Elgar’s 1910 Romance for bassoon and orchestra is another performance rarity, and, from the opening disquieted string passage, you immediately know who wrote it. Only six minutes long, it’s crammed full of Elgarian orchestral tropes – such as the little melodic fragments that never quite find resolution – over which the bassoon’s long, wistful lines are arranged to highlight its range and timbres. The orchestra’s sensitive understanding of Elgar’s characterful rapid dynamic swerves was to the fore, and Price’s playing was immaculate, showcasing the instrument’s capabilities in a polished and empathetic account. Despite the first-rate performance, though, the work failed to hit the spot; somehow, Elgar’s usual ability to summon emotion gets lost in his overthought writing, and the piece never quite finds its direction, such that one is glad to have heard it, but won’t be rushing out to find a recording of it.
“The BBC Symphony Orchestra under Sakari Oramo gave it a well-rounded performance…“
Julie Price & members of BBCSO (Photo: Mark Allan)
Dvořák’s sempiternally sunny eighth symphony closed the programme, and here, Oramo and the orchestra were on top form, giving the work an excitingly nuanced performance in which the composer’s Bohemian roots really stood out in the light touches given to the more ‘folksy’ material in the symphony that felt as though, musically, the lighting plot had suddenly undergone dramatic change.
If the earlier part of the evening had been bassoon oriented, in this symphony it’s its string sibling, the ‘cello, that’s the star, and the LSO’s section revelled in all the material that Dvořák so generously gives them – the opening warm passages (taken quite briskly) of the first movement, the beautifully matched duet with the horns later in that movement, and the glorious melody at the beginning of the final movement. Speaking of horns, these too, were in fine fettle, giving us some dramatic swoops in the first movement, and some thrilling trills in the last.

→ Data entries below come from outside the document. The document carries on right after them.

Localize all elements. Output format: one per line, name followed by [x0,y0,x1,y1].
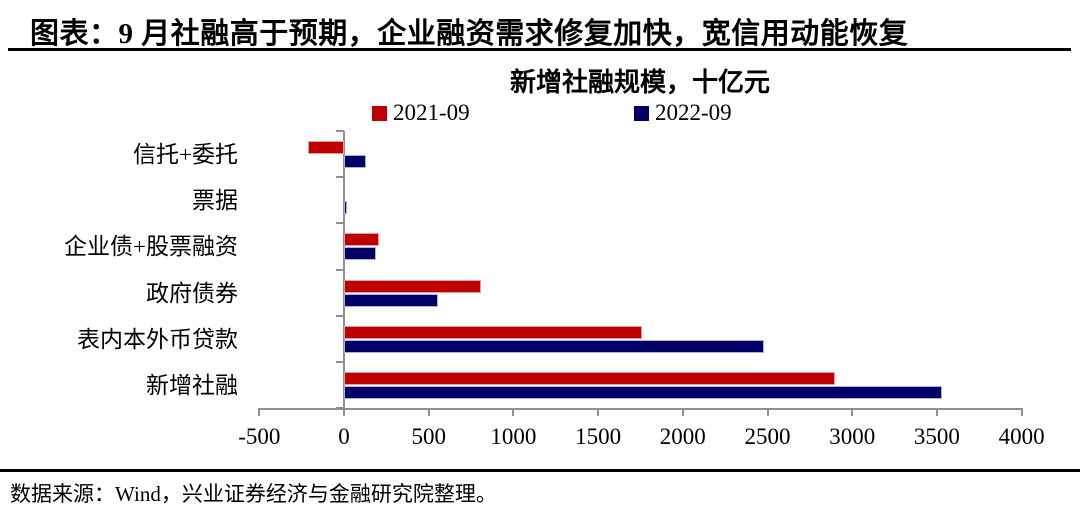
bar-2021-09-0 [308,141,344,154]
title-underline [8,48,1071,51]
x-tick [343,410,345,416]
x-tick [851,410,854,416]
category-label: 企业债+股票融资 [64,234,238,260]
x-tick [681,410,684,416]
legend-swatch-2021-09-icon [372,106,387,121]
bar-2022-09-2 [344,247,377,261]
bar-2022-09-1 [344,201,348,215]
category-label: 新增社融 [146,372,238,398]
figure-title: 图表：9 月社融高于预期，企业融资需求修复加快，宽信用动能恢复 [30,18,909,50]
x-tick-label: 1500 [575,424,622,449]
source-note: 数据来源：Wind，兴业证券经济与金融研究院整理。 [10,482,497,506]
category-boundary-tick [336,360,344,363]
x-tick-label: 500 [411,424,446,449]
category-label: 表内本外币贷款 [77,326,238,352]
legend-item-2021-09: 2021-09 [372,100,470,126]
category-boundary-tick [336,268,344,271]
x-tick [766,410,769,416]
category-label: 票据 [192,188,238,214]
category-boundary-tick [336,314,344,317]
x-tick [427,410,430,416]
x-tick-label: 2500 [744,424,791,449]
category-boundary-tick [336,176,344,179]
bar-2021-09-2 [344,233,379,247]
x-tick-label: 0 [338,424,350,449]
bar-2022-09-0 [344,155,367,168]
y-axis-line [343,131,345,408]
chart-legend: 2021-09 2022-09 [0,100,1080,128]
x-tick-label: 3500 [913,424,960,449]
bar-2022-09-4 [344,339,765,353]
bar-2021-09-4 [344,325,643,339]
bar-2022-09-5 [344,385,942,399]
x-tick-label: 2000 [659,424,706,449]
legend-item-2022-09: 2022-09 [634,100,732,126]
x-tick-label: 3000 [829,424,876,449]
footer-rule [0,469,1080,472]
x-axis-line [258,408,1023,410]
x-tick [258,410,261,416]
bar-2022-09-3 [344,293,439,307]
bar-2021-09-3 [344,279,482,293]
x-tick [597,410,600,416]
x-tick [935,410,938,416]
bar-2021-09-5 [344,371,836,385]
category-label: 信托+委托 [133,142,238,167]
category-boundary-tick [336,130,344,132]
category-boundary-tick [336,222,344,225]
x-tick [1020,410,1023,416]
legend-swatch-2022-09-icon [634,106,649,121]
category-boundary-tick [336,407,344,409]
x-tick-label: 4000 [998,424,1045,449]
x-tick [512,410,515,416]
category-label: 政府债券 [146,280,238,306]
legend-label-2022-09: 2022-09 [655,100,732,125]
chart-title: 新增社融规模，十亿元 [509,68,770,97]
legend-label-2021-09: 2021-09 [393,100,470,125]
x-tick-label: 1000 [490,424,537,449]
x-tick-label: -500 [238,424,281,449]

The sticking point of the symphony is often the second movement, whose first part always feels like a series of introductions to a grand tune that never quite happens. There’s a lot of variance in the orchestral texture across these, and Oramo chose to highlight the contrasts; it’s probably the best way of offsetting the lack of melodic payoff, but its downside is that it also highlights it. In any event, the emphasised lilt of the third movement’s glittery waltz, and the stunning pullback in dynamic just before the knockabout finale of the fourth movement were more than adequate compensation.